"Car Wash" test with 53 models
a day ago
- #Model Reliability
- #AI Benchmark
- #Reasoning Test
- The 'car wash test' is a simple reasoning benchmark where most AI models fail to answer correctly.
- The question is: 'I want to wash my car. The car wash is 50 meters away. Should I walk or drive?' The correct answer is 'drive' because the car needs to be at the car wash.
- In a single-run test, only 11 out of 53 models answered correctly, with 42 models incorrectly choosing 'walk'.
- Models that passed the test include Claude Opus 4.6, Gemini 3 models, GPT-5, Grok-4, and a few others.
- In a 10-run consistency test, only 5 models (Claude Opus 4.6, Gemini 2.0 Flash Lite, Gemini 3 Flash, Gemini 3 Pro, Grok-4) answered correctly every time.
- GPT-5 failed 3 out of 10 times, showing inconsistency in reasoning.
- 33 models never answered correctly in the 10-run test, including all Llama and Mistral models.

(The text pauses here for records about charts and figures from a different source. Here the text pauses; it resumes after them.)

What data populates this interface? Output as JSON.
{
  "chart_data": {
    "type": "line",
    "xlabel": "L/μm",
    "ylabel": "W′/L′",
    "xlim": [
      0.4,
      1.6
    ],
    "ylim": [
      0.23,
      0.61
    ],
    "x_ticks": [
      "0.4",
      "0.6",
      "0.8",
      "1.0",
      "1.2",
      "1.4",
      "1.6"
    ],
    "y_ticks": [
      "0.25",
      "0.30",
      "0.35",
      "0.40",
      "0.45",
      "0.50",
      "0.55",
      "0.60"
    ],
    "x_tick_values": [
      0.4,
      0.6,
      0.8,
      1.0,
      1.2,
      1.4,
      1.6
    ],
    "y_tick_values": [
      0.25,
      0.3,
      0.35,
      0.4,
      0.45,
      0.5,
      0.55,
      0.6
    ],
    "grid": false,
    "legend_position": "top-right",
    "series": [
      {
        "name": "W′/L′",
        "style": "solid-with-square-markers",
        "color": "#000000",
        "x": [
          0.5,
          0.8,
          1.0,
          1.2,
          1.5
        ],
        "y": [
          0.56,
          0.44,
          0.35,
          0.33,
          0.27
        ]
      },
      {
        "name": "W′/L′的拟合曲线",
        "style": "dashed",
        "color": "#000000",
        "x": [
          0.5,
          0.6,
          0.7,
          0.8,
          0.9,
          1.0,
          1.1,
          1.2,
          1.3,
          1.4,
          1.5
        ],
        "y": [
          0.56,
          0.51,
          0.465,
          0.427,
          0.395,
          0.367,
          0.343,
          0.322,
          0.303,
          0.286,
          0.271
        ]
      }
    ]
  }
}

- A human baseline test with 10,000 participants showed 71.5% chose 'drive', outperforming most AI models.
- The test highlights AI's reliability problem in production, where models often rely on heuristics ('short distance = walk') instead of contextual reasoning.
- Context engineering can help improve model performance by providing structured examples and domain-specific reasoning.